The clips look to be something the Greenville Symphony Orchestra is now trying and feature Maestro talking about the various works to be performed.  A quick look at their website reveals that they performed an Ultimate Opera Concert last weekend with Soprano Kallen Esperian and Baritone Sergei Leiferkus.  Leiferkus, you may remember, was here May 12th 2008 to perform with Tchivzhel and the Fort Wayne Philharmonic.  Esperian is an accomplished American Soprano.  

They performed Dimitri Shostakovich’s “Kazn’ Stepana Razina”, op. 119 or The Execution of Stepan Razin.  I was able to attend the dress rehearsal and sat four rows from the stage, directly in front of Mr. Leiferkus.  I first heard Leiferkus live at the Metropolitan Opera House on February 25, 1998 as the High Priest in Samson et Dalila with Plácido Domingo (my hero!) and Denyce Graves. Although I did go backstage after that performance to meet Domingo and Maestro Leonard Slatkin, I didn’t have an opportunity to meet Leiferkus.  I did meet him after a later performance and had a photograph with him.

The lady in the above photo, behind my right shoulder, was a legend around the Met.  I don’t remember her name, but she died a few years ago.  She would be backstage after every single performance to get signatures on a program of all the cast members. She’d done this for many years, if not decades.  To have had that collection!
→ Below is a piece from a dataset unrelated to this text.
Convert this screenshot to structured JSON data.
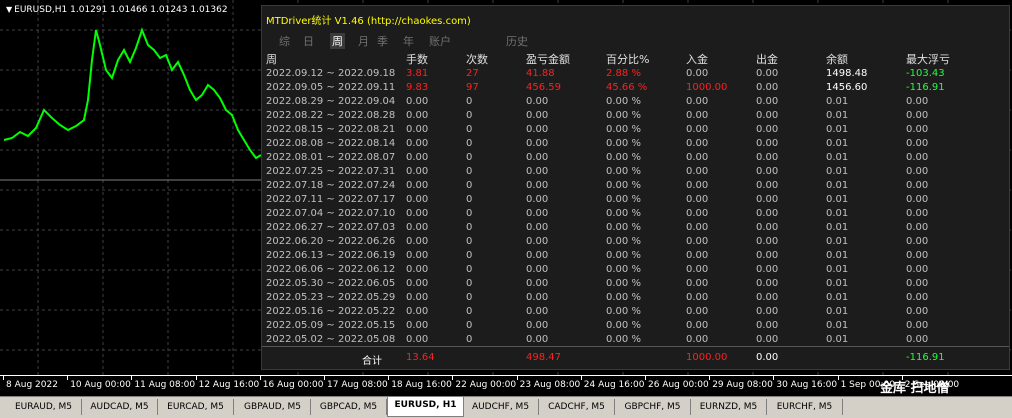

Anyway, hearing Leiferkus live this past May, reminded me of the power of his voice and how much it hadn’t changed since 1998.  It was great to be so close to that voice again!  It used to be that Metropolitan Opera stars passed through Fort Wayne frequently.  In fact, there were a few performances of Verdi’s Aida complete with elephants and circus animals in the Act II procession at the Scottish Rite, in the 1940s, on Berry – which was also the scene of a John F. Kennedy stump speech during his 1960 campaign for President.  I’ll have to pull my program collection and see if I can give you some names some time of the various opera stars that passed through.

So anyway, it’s good to see Maestro Tchivzhel active and performing opera.  He tried to bring some opera to each season, but wasn’t always successful.  I remember an announced concert version of Aida that was later scrapped and also a disappointing cancellation by American Soprano Ruth Ann Swenson.  Keep up the great work, Maestro!

Stephen Kechulius

This is a name you may not recognize.  Stephen is another baritone who’s home base is Fort Wayne.  He has performed in several opera houses the world over including the New York City Opera.  Stephen has one of those huge, solid baritone voices with a solid technique.  I had the opportunity to meet Stephen here in Fort Wayne several years ago through his brother.  Today, I remembered a recording of two arias I’d been given.  After listening to them, I happened to do a google search for him as I’d not been following his career closely in the past year and found his managment’s website.

Lo and behold, as in the case of the GSO opera concert, I missed my opportunity to see Stephen in Toledo Ohio earlier this month where he stepped in at the last minute to cover the title role in Giuseppe Verdi’s “Rigoletto”.  From an account in the Toledo Blade, Sally Vallongo wrote, “You would never have guessed that baritone Stephen Kechulius was a last-minute substitution in the title role. His was a masterful portrayal of the dark-hearted court clown, his rich and colorful voice soaring and growling with convincing passion.”

Kudos, Stephen! or should I say, Bravo!?!

Above is a YouTube video of Stephen performing Scarpia in the second act of Tosca in Athens Greece.